If possible, you should also look for an option contract with extra conditions apart from the payoff/returns and expiry time. It should have some other features such as the strike price and so on.
Types of binary option trades
There are quite a variety of binary options contracts and you should look for a broker who offers the majority of them if not all. With many choices at your disposal, you will be better placed to choose the best that suits you most.
Below are the different types of binary option contracts:
1. High/Low or Call/Put Option
This is the simplest of them all. As a trader, you will only have to predict whether the market prices will rise or drop within a given period of time. If you forecast/predict that the market prices will rise, you enter a ‘Call’ which is also referred to as ‘High’ buy some brokers; it will all depend on the name on the button of your broker’s platform.
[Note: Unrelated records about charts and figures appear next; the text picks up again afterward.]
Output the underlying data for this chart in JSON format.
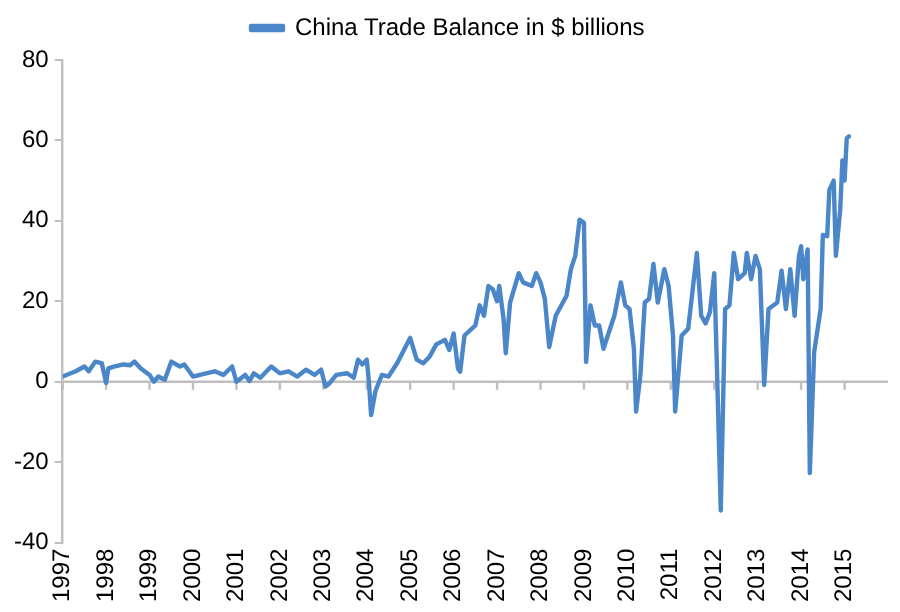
{
  "chart_data": {
    "type": "line",
    "legend": "top",
    "grid": false,
    "marker": "none",
    "line_style": "solid",
    "xlim": [
      1997,
      2016
    ],
    "xticks": [
      1997,
      1998,
      1999,
      2000,
      2001,
      2002,
      2003,
      2004,
      2005,
      2006,
      2007,
      2008,
      2009,
      2010,
      2011,
      2012,
      2013,
      2014,
      2015
    ],
    "ylim": [
      -40,
      80
    ],
    "yticks": [
      -40,
      -20,
      0,
      20,
      40,
      60,
      80
    ],
    "ref_lines": [
      {
        "axis": "y",
        "value": 0,
        "color": "#bfbfbf"
      }
    ],
    "series": [
      {
        "name": "China Trade Balance in $ billions",
        "color": "#4a86c8",
        "x": [
          1997.0,
          1997.3,
          1997.5,
          1997.6,
          1997.75,
          1997.9,
          1998.0,
          1998.05,
          1998.2,
          1998.4,
          1998.55,
          1998.65,
          1998.8,
          1999.0,
          1999.1,
          1999.2,
          1999.35,
          1999.5,
          1999.7,
          1999.8,
          2000.0,
          2000.3,
          2000.5,
          2000.7,
          2000.9,
          2001.0,
          2001.2,
          2001.3,
          2001.4,
          2001.55,
          2001.8,
          2002.0,
          2002.2,
          2002.4,
          2002.6,
          2002.8,
          2002.95,
          2003.05,
          2003.15,
          2003.3,
          2003.55,
          2003.7,
          2003.8,
          2003.9,
          2004.0,
          2004.05,
          2004.1,
          2004.2,
          2004.35,
          2004.5,
          2004.7,
          2004.9,
          2005.0,
          2005.15,
          2005.3,
          2005.45,
          2005.6,
          2005.8,
          2005.9,
          2006.0,
          2006.1,
          2006.15,
          2006.25,
          2006.5,
          2006.6,
          2006.7,
          2006.8,
          2006.9,
          2007.0,
          2007.05,
          2007.15,
          2007.2,
          2007.3,
          2007.5,
          2007.6,
          2007.8,
          2007.9,
          2008.0,
          2008.1,
          2008.2,
          2008.35,
          2008.6,
          2008.7,
          2008.8,
          2008.9,
          2009.0,
          2009.05,
          2009.15,
          2009.25,
          2009.35,
          2009.45,
          2009.7,
          2009.85,
          2009.95,
          2010.05,
          2010.15,
          2010.2,
          2010.3,
          2010.4,
          2010.5,
          2010.6,
          2010.7,
          2010.85,
          2010.95,
          2011.05,
          2011.1,
          2011.25,
          2011.4,
          2011.6,
          2011.7,
          2011.8,
          2011.9,
          2012.0,
          2012.05,
          2012.15,
          2012.25,
          2012.35,
          2012.45,
          2012.55,
          2012.7,
          2012.75,
          2012.85,
          2012.95,
          2013.05,
          2013.15,
          2013.25,
          2013.45,
          2013.55,
          2013.65,
          2013.75,
          2013.85,
          2013.95,
          2014.0,
          2014.05,
          2014.15,
          2014.2,
          2014.3,
          2014.45,
          2014.5,
          2014.6,
          2014.65,
          2014.75,
          2014.8,
          2014.9,
          2014.95,
          2015.0,
          2015.05,
          2015.1
        ],
        "values": [
          1.3,
          2.6,
          3.8,
          2.6,
          5,
          4.6,
          -0.3,
          3.3,
          3.8,
          4.3,
          4.1,
          5,
          3.3,
          1.7,
          0,
          1.3,
          0.5,
          5,
          3.8,
          4.3,
          1.3,
          2.1,
          2.6,
          1.7,
          3.8,
          0,
          1.7,
          0.2,
          2.1,
          1,
          3.8,
          2.1,
          2.6,
          1.3,
          3,
          1.7,
          3,
          -1.2,
          -0.3,
          1.7,
          2.1,
          1,
          5.5,
          4.3,
          5.5,
          0,
          -8.3,
          -2.3,
          1.7,
          1.3,
          4.6,
          8.8,
          10.9,
          5.5,
          4.6,
          6.3,
          9.3,
          10.4,
          7.9,
          12,
          3.3,
          2.5,
          11.5,
          14,
          19,
          16.4,
          23.8,
          23,
          20,
          23.8,
          15.6,
          7.1,
          19.7,
          27,
          24.7,
          23.8,
          27,
          24.7,
          20.6,
          8.6,
          16.4,
          21.4,
          28,
          31.3,
          40.3,
          39.5,
          4.9,
          19,
          14,
          14,
          8.2,
          16.4,
          24.7,
          19,
          18.1,
          8.2,
          -7.4,
          1.6,
          19.7,
          20.6,
          29.3,
          19.7,
          28,
          23.8,
          11.5,
          -7.4,
          11.5,
          13.2,
          32,
          16.4,
          14.5,
          17.3,
          27,
          8.2,
          -32,
          18.1,
          19,
          32,
          25.5,
          27,
          32,
          25.5,
          31.3,
          28,
          -0.8,
          18.1,
          19.7,
          27.6,
          18.1,
          28,
          16.4,
          31.3,
          33.7,
          25.5,
          32.9,
          -22.7,
          7.4,
          18.1,
          36.5,
          36.2,
          47.7,
          50,
          31.3,
          42.8,
          55,
          50,
          60.5,
          61
        ]
      }
    ]
  }
}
On the other hand, if you predict that the market prices will drop, then you place a ‘Low’ which is also known as the ‘Put’.
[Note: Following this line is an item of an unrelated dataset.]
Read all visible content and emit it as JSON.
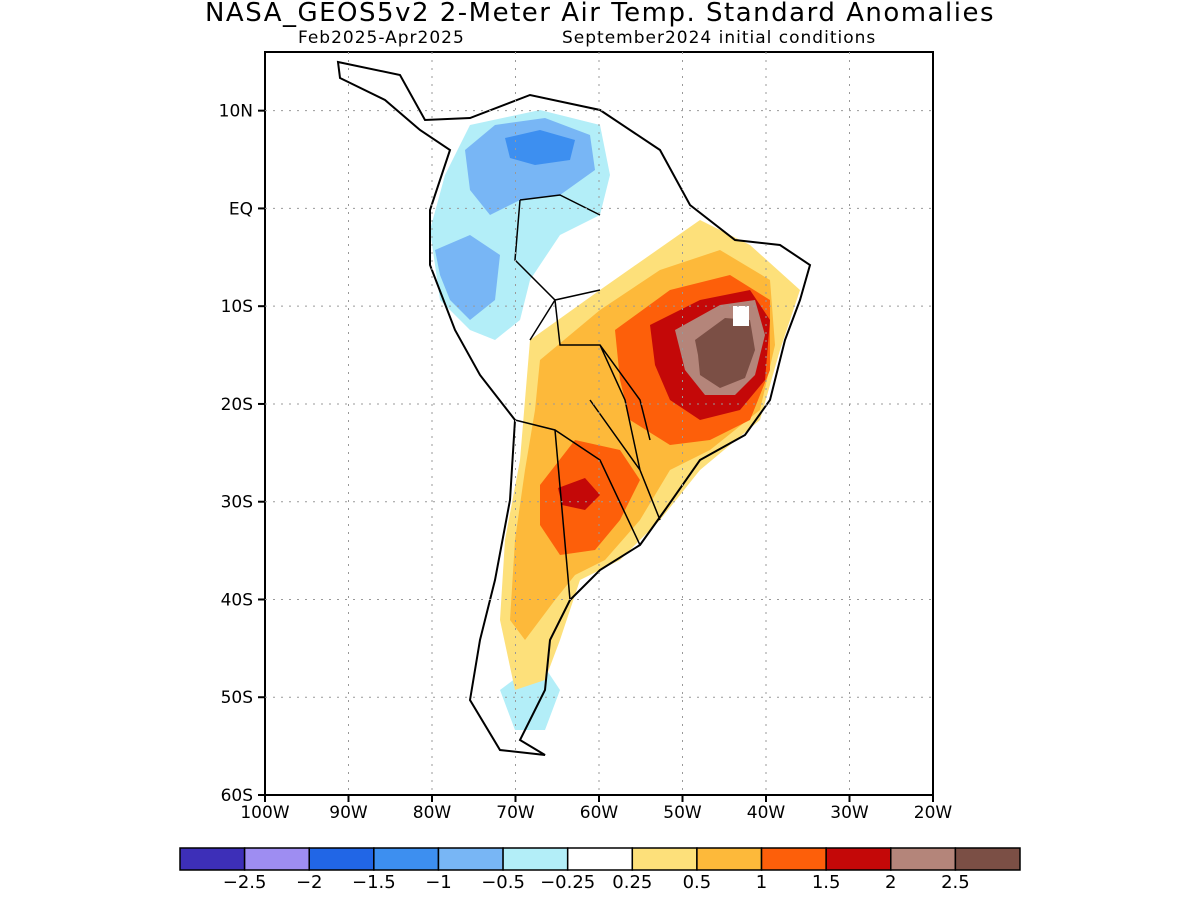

You then sit back and wait for the set expiry time to expire and if it expires in your favor you get the payoff and if not you get nothing or you get a small return depending on your broker.
2. One Touch Option
In this type of contract, the trader first analyses the markets and predicts whether the market prices will rise or fall. Then, the trader chooses a specific value which he anticipates the market prices will touch/reach when they rise and fall.
Therefore, when placing a put, the trader specifies the specific predicted price that the market prices should touch before the contract expires. If the prices touch the prices, then the contract is closed and the trader gets his/her payoff. But if the set expiry time expires without the predicted price level being touched, then the trader makes a loss.
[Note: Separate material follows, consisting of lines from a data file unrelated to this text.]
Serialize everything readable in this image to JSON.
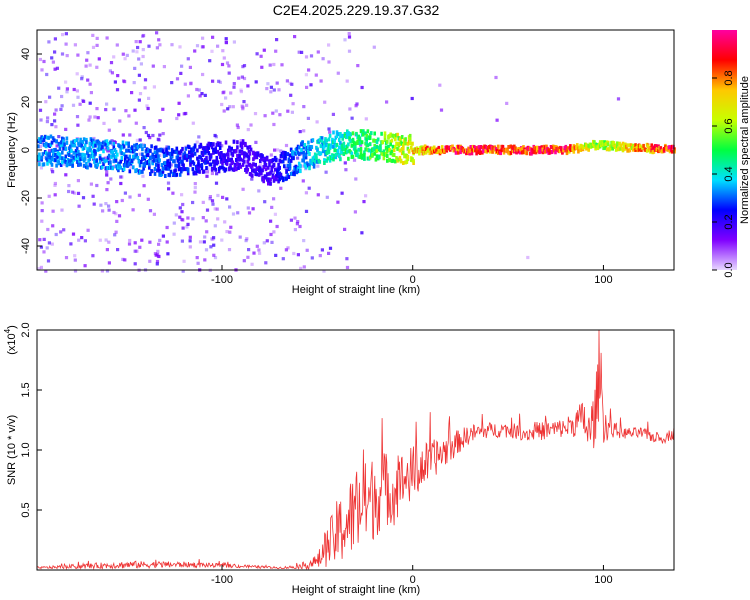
{
  "figure_title": "C2E4.2025.229.19.37.G32",
  "chart_data": [
    {
      "type": "heatmap",
      "xlabel": "Height of straight line (km)",
      "ylabel": "Frequency (Hz)",
      "xlim": [
        -197,
        137
      ],
      "ylim": [
        -50,
        50
      ],
      "xticks": [
        -100,
        0,
        100
      ],
      "xtick_labels": [
        "-100",
        "0",
        "100"
      ],
      "yticks": [
        -40,
        -20,
        0,
        20,
        40
      ],
      "ytick_labels": [
        "-40",
        "-20",
        "0",
        "20",
        "40"
      ],
      "colorbar": {
        "label": "Normalized spectral amplitude",
        "range": [
          0,
          1
        ],
        "ticks": [
          0.0,
          0.2,
          0.4,
          0.6,
          0.8
        ],
        "tick_labels": [
          "0.0",
          "0.2",
          "0.4",
          "0.6",
          "0.8"
        ],
        "colormap": [
          "#e8d8ff",
          "#8000ff",
          "#0000ff",
          "#00e0ff",
          "#00ff40",
          "#c8ff00",
          "#ffc800",
          "#ff0000",
          "#ff00a0"
        ]
      },
      "ridge": {
        "description_points_x": [
          -197,
          -160,
          -130,
          -90,
          -75,
          -60,
          -40,
          -20,
          0,
          20,
          80,
          95,
          137
        ],
        "center_hz": [
          0,
          -2,
          -5,
          -2,
          -10,
          -3,
          2,
          2,
          0,
          0,
          0,
          2,
          0
        ],
        "peak_amplitude": [
          0.35,
          0.35,
          0.3,
          0.2,
          0.2,
          0.35,
          0.45,
          0.55,
          0.75,
          0.95,
          0.95,
          0.6,
          0.95
        ]
      },
      "grid": false
    },
    {
      "type": "line",
      "xlabel": "Height of straight line (km)",
      "ylabel": "SNR (10 * v/v)",
      "scale_label": "(x10",
      "scale_exp": "4",
      "scale_close": ")",
      "xlim": [
        -197,
        137
      ],
      "ylim": [
        0,
        2.0
      ],
      "xticks": [
        -100,
        0,
        100
      ],
      "xtick_labels": [
        "-100",
        "0",
        "100"
      ],
      "yticks": [
        0.5,
        1.0,
        1.5,
        2.0
      ],
      "ytick_labels": [
        "0.5",
        "1.0",
        "1.5",
        "2.0"
      ],
      "color": "#ee3333",
      "series": [
        {
          "x": [
            -197,
            -150,
            -120,
            -100,
            -70,
            -60,
            -50,
            -45,
            -40,
            -35,
            -30,
            -25,
            -20,
            -15,
            -10,
            -5,
            0,
            5,
            10,
            15,
            20,
            25,
            30,
            40,
            50,
            60,
            70,
            80,
            85,
            90,
            92,
            95,
            97,
            98,
            100,
            105,
            110,
            120,
            130,
            137
          ],
          "y": [
            0.02,
            0.05,
            0.05,
            0.04,
            0.02,
            0.03,
            0.08,
            0.22,
            0.35,
            0.45,
            0.55,
            0.62,
            0.68,
            0.75,
            0.7,
            0.8,
            0.85,
            0.9,
            0.95,
            1.0,
            1.05,
            1.1,
            1.15,
            1.18,
            1.18,
            1.15,
            1.18,
            1.2,
            1.25,
            1.3,
            1.15,
            1.3,
            1.5,
            1.9,
            1.25,
            1.18,
            1.15,
            1.15,
            1.1,
            1.15
          ],
          "noise": [
            0.01,
            0.04,
            0.03,
            0.02,
            0.01,
            0.02,
            0.08,
            0.2,
            0.35,
            0.4,
            0.45,
            0.45,
            0.45,
            0.4,
            0.35,
            0.3,
            0.3,
            0.25,
            0.2,
            0.18,
            0.15,
            0.12,
            0.1,
            0.08,
            0.08,
            0.08,
            0.1,
            0.1,
            0.15,
            0.2,
            0.25,
            0.3,
            0.4,
            0.5,
            0.2,
            0.08,
            0.06,
            0.06,
            0.06,
            0.06
          ]
        }
      ],
      "grid": false
    }
  ]
}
No matter how correct you are in predicting the direction of price movement, the specified value of market price has to be hit/touched for you to qualify for a payoff.
For example, let’s say trader places a one touch put option on EURUSD at a price of 1.2134. Then, we specify a value of 1.2114 with an expiry time of 2 hours. The market prices have to drop and touch the 1.2114 before 2 hours expires so as to get a payoff.
This contract type is best with medium to long expiry times.
3. No Touch Option
With the No Touch, the trader analyses the market and predicts the direction of the market prices.
However, the trader selects a specific level/value that the market prices should not hit/touch within the set expiry time. So the market can move in the predicted direction but should not go past the set value before the time expires.
For example, a trader can place a call option on the Google stock at a market price of $576 and specifies a touch price of $580 for an expiry of 5 minutes. If the prices do not hit the set price before the expiry time, then you get the payoff.
It is best for short expiry times.
4. 30 Seconds Option
Here the trader predicts whether the market prices will rise or fall within a period of 3o seconds. It is a form of ‘scalping’ in binary option trading.
If the trader predicts that the prices will fall then he/she places a 30 seconds put option. If the prices will rise, the trader places a 30 seconds call option.
After 30 seconds, the contract expires and the trader gets his/her payoff if the contract expired in his/her favor.
This are the types of options where the trader can initiate the directive before the expiry period expires depending on whether the option is in-the money or out-of-the-money. The payoff in such cases will depend on the broker.
For example, you may find a broker who gives a 50% payoff for Option+ contracts while if the trader would have let the contract to expire after the set time he/she would have made a 70% payoff.
With Option+, the trader always makes a lesser amount of profit compared to what they would have received if the contract expired on its own without the trader executing it himself/herself.
6. Boundary contract options
These types of contracts normally have set boundaries/ values where the market prices should oscillate in. According to the option conditions, the rates should stay within the set boundaries or outside the set boundaries.
In short, the prices should not touch or cross the set boundaries.